Boys Are Falling Behind Girls Because Girls Aren't Being Held Back
Is lack of male teachers to blame for boys underperforming and otherwise falling behind? Probably not, at least according to the data Jessica Grose marshals in a New York Times column. (Gift Link) She raises what’s typically a good critique to point out whenever someone says, “Here’s something bad that has recently, and it must be caused by this feature of the world.” Namely, she asks, “Is that feature new?” If it isn’t, if it’s been around for a while, then chances are it isn’t the cause of the new bad thing.
In this case, she correctly points out that, well, young boys have been taught overwhelmingly by female teachers for much longer than we’ve been fretting about the “boy crisis.”
Boys and girls were made to sit for long periods of time in the 1950s, and their punishment for disobeying was likely harsher than it is in many schools today. (I have heard so many tales of nuns hitting kids with rulers.) I don’t think there was a widespread embrace of boys acting out in the classroom in previous generations, and yet no one is arguing that American education of the Eisenhower era made boys less ambitious. This revelation made me want to see if there was actually empirical support for the boy-crisis argument.
This sounds right. So what has changed? I think the correct answer is: opportunities. It used to be that a boy could underperform a girl in school, but still be confident in achieving higher status once he graduated, because high status positions were closed to women, and so less qualified boys could still get them. Or, if they weren’t closed, their environments were so hostile to women that few women pursued them, and fewer still stuck around.

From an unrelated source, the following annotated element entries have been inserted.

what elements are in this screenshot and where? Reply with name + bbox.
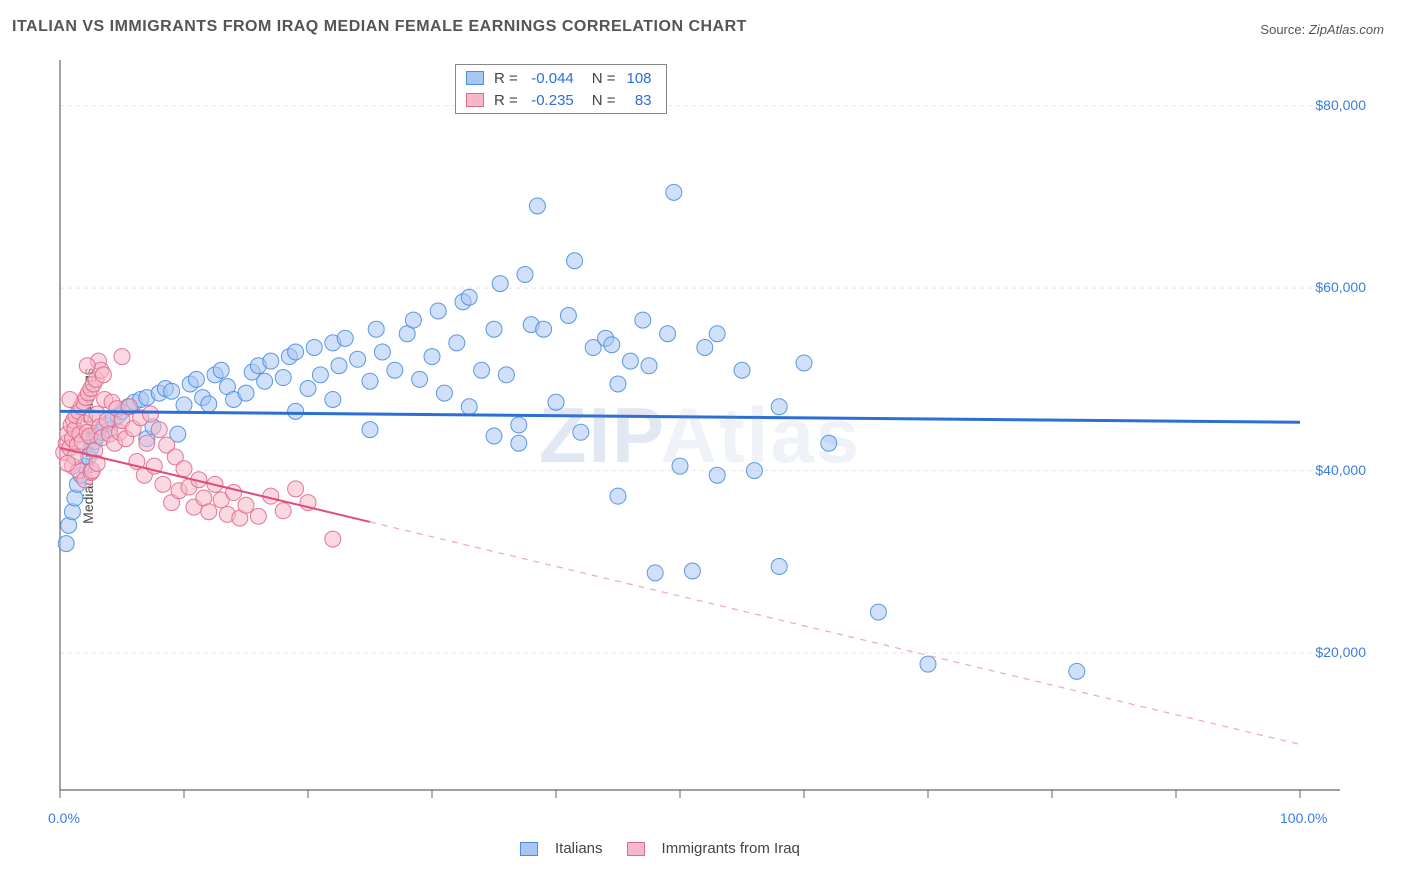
chart-container: ITALIAN VS IMMIGRANTS FROM IRAQ MEDIAN F… <box>0 0 1406 892</box>
stats-n-value-0: 108 <box>616 70 656 87</box>
source-citation: Source: ZipAtlas.com <box>1260 22 1384 37</box>
stats-box: R = -0.044 N = 108 R = -0.235 N = 83 <box>455 64 667 114</box>
legend-label-iraq: Immigrants from Iraq <box>662 840 800 857</box>
legend-item-iraq: Immigrants from Iraq <box>627 840 800 857</box>
ytick-20000: $20,000 <box>1315 644 1366 660</box>
stats-r-label-0: R = <box>494 70 518 87</box>
stats-row-iraq: R = -0.235 N = 83 <box>456 89 666 111</box>
source-value: ZipAtlas.com <box>1309 22 1384 37</box>
stats-r-value-0: -0.044 <box>518 70 578 87</box>
stats-r-label-1: R = <box>494 92 518 109</box>
source-label: Source: <box>1260 22 1305 37</box>
chart-title: ITALIAN VS IMMIGRANTS FROM IRAQ MEDIAN F… <box>12 18 747 36</box>
stats-n-value-1: 83 <box>616 92 656 109</box>
legend-label-italians: Italians <box>555 840 603 857</box>
stats-n-label-1: N = <box>592 92 616 109</box>
legend-swatch-italians <box>520 842 538 856</box>
plot-area: ZIPAtlas <box>50 60 1350 820</box>
legend-item-italians: Italians <box>520 840 603 857</box>
ytick-60000: $60,000 <box>1315 279 1366 295</box>
stats-r-value-1: -0.235 <box>518 92 578 109</box>
legend-swatch-iraq <box>627 842 645 856</box>
stats-n-label-0: N = <box>592 70 616 87</box>
xtick-end: 100.0% <box>1280 810 1327 826</box>
swatch-iraq <box>466 93 484 107</box>
legend: Italians Immigrants from Iraq <box>520 840 800 857</box>
chart-svg <box>50 60 1350 820</box>
swatch-italians <box>466 71 484 85</box>
xtick-start: 0.0% <box>48 810 80 826</box>
ytick-40000: $40,000 <box>1315 462 1366 478</box>
ytick-80000: $80,000 <box>1315 97 1366 113</box>
stats-row-italians: R = -0.044 N = 108 <box>456 67 666 89</box>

In other words, in the high-status professions, there used to be a good deal less competition, which meant that relatively more mediocre men were able to find positions and success than can today when those relatively more mediocre men have to compete with a greater number of less mediocre women. (And, in the case of white men, fewer qualified minorities, as well.)
In a knowledge economy such as ours, status very much latches onto educational attainment. Yes, you can achieve high status while not achieving high educational attainment (you can drop out of college and launch a successful tech firm). But if you want a surefire bet, getting a graduate degree helps a ton. Which means going to undergrad and doing well, and that means doing well enough in high school to be accepted into a good undergraduate program. Girls perform better in K-12, and that’s not terribly new, which is Grose’s point. What is new is that those better-performing girls have far more opportunity to get into top schools, and then go to grad school, than they did in the middle of the last century.
That, in turn, means that the guys who aren’t as successful aren’t just finding themselves competing against a field of higher-qualified peers than before, but they’re competing against more of them, as well. And, the ones who do make it into higher-status professions aren’t getting the cushy boys' clubs of yesteryear, where they could coast comfortably in a comparatively less demanding environment. (I suspect this is the root cause of men in traditionally male intellectual professions getting rather incensed by finding themselves now among female peers who are showing them up. And then spinning up rather silly arguments about how those women aren’t really showing them up.)
Put another way, there’s no longer (as much of) a default status that comes with being a guy, nor does being a guy give you exclusive access to the high-status professions. The K-12 educational success gap isn’t new, but those status and access changes are exposing it, where before it was more hidden. This doesn’t mean we shouldn’t look for ways to bring up the educational achievement of boys, including acknowledging that boys, particularly younger boys, might need different methods to pay for their different behaviors. But it also doesn’t mean we should see the fact that the relative success of boys and girls, and then men and women, is shifting in itself a problem. If women were kept down, and now they aren’t, then it will appear that boys are losing ground. If that’s at least part of what’s going on, then the solution isn’t to drag women back down again, but to encourage our boys to recognize that it’s actually okay if the girls around them, or some of them, or many of them, are as good, if not better, at school or work or careers than they are.